2 -Pelo menos 30 % do investimento obrigatório é exercido nas modalidades das alíneas a) e b) do n.º 1.
3 -O cumprimento do disposto no presente artigo é aferido por períodos de dois exercícios consecutivos, podendo os montantes investidos para além do mínimo obrigatório num ciclo transitar, como crédito no exercício da obrigação, para o ciclo seguinte.
4 -O cumprimento da obrigação de investimento implica a transmissão da obra pelo operador de televisão, em qualquer dos seus serviços de programas.
5 -O cumprimento da obrigação de investimento nas formas previstas nas subalíneas i) a iii) da alínea b) do n.º 1 que incida sobre uma obra criativa de produção independente europeia, originariamente em língua portuguesa, em montante que represente pelo menos 50 % do custo total dessa obra, sem pôr em causa o estatuto de obra de produção independente, confere o direito à contabilização da quantia afeta por um coeficiente de 1,5.
6 -O cumprimento da obrigação de investimento nas formas previstas nas subalíneas i) a iii) da alínea b) do n.º 1 que incida sobre uma obra criativa de produção independente europeia, originariamente em língua portuguesa que seja uma primeira obra dos respetivos autores, em montante não inferior a 50 % do custo total dessa obra, sem pôr em causa o estatuto de obra de produção independente, confere o direito à contabilização da quantia afeta por um coeficiente de 1,5.

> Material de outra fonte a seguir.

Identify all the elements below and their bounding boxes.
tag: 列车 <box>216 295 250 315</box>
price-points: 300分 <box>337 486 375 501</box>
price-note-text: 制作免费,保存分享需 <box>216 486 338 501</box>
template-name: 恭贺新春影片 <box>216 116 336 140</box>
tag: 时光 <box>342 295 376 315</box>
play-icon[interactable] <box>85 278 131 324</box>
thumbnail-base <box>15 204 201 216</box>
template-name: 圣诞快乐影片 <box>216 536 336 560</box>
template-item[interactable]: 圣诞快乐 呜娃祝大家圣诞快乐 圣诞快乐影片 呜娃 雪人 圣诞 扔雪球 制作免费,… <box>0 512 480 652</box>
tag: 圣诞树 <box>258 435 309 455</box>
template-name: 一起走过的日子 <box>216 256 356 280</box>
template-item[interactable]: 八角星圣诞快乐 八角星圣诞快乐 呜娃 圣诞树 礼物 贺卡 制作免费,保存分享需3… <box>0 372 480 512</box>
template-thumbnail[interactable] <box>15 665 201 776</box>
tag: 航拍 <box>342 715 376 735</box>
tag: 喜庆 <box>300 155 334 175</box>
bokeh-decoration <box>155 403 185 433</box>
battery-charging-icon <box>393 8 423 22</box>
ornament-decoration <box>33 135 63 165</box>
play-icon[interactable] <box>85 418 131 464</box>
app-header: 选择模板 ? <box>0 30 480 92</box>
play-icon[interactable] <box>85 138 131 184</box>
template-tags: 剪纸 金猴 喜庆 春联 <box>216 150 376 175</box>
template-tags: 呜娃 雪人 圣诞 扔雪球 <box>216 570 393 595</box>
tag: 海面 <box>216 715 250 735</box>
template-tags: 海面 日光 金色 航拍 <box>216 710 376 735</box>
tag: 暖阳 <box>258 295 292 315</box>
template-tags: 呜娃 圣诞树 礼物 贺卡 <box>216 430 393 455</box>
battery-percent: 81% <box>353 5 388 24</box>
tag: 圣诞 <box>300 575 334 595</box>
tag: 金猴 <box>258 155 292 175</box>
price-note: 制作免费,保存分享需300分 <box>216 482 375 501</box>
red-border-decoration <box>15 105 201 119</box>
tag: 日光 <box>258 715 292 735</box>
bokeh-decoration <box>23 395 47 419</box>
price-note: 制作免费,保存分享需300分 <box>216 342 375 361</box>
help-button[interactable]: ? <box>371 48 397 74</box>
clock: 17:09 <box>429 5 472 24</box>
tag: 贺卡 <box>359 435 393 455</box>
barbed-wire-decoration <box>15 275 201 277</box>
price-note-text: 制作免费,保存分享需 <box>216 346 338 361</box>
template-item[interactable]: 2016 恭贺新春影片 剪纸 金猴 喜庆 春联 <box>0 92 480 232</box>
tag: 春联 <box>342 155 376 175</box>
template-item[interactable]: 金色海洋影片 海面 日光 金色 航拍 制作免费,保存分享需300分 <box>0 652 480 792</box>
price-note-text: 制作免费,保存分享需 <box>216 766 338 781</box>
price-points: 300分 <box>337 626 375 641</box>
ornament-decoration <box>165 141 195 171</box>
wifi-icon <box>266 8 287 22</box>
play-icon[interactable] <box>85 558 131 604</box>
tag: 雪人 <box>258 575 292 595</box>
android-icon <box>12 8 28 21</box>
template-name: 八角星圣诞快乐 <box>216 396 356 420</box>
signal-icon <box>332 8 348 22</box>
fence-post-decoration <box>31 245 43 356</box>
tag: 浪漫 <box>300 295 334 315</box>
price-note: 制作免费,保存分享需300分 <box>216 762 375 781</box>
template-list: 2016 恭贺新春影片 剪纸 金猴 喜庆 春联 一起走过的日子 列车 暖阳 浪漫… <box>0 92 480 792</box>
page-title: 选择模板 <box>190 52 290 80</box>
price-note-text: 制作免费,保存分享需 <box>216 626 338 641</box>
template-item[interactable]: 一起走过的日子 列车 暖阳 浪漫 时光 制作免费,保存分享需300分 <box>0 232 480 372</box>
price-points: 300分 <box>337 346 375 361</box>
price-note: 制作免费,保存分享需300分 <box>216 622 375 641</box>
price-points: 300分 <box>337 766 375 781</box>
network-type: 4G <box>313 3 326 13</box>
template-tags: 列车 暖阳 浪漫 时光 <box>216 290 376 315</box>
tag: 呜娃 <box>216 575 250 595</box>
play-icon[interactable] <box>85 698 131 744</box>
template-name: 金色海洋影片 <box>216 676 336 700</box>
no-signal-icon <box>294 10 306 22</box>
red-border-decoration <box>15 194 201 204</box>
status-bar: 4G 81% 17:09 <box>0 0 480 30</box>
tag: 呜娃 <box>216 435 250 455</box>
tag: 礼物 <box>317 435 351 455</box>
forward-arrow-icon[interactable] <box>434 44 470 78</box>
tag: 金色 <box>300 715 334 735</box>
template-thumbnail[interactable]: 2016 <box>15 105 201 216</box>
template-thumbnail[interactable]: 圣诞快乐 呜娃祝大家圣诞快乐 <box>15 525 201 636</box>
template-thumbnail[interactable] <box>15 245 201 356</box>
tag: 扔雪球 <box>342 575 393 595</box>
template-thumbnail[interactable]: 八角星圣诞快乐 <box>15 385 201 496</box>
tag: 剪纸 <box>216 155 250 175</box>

7 -Incumbe ao ICA, I. P., em colaboração com a Entidade Reguladora para a Comunicação Social (ERC), verificar o cumprimento das obrigações de investimento direto previstas nos números anteriores, devendo os operadores de televisão fornecer relatórios trimestrais que indiquem o título da obra, a identificação do produtor independente e dos demais titulares de direitos de autor e conexos sobre a mesma, o horário de difusão da mesma e a quantia aplicada nas modalidades previstas no n.º 1.
8 -Os montantes de investimento devidos que, no termo de cada ciclo de dois exercícios consecutivos, em cada ano civil, não forem afetos ao investimento direto nos termos do n.º 1 são entregues, por cada operador de televisão, ao ICA, I. P., em janeiro do ano seguinte, constituindo receita própria deste organismo.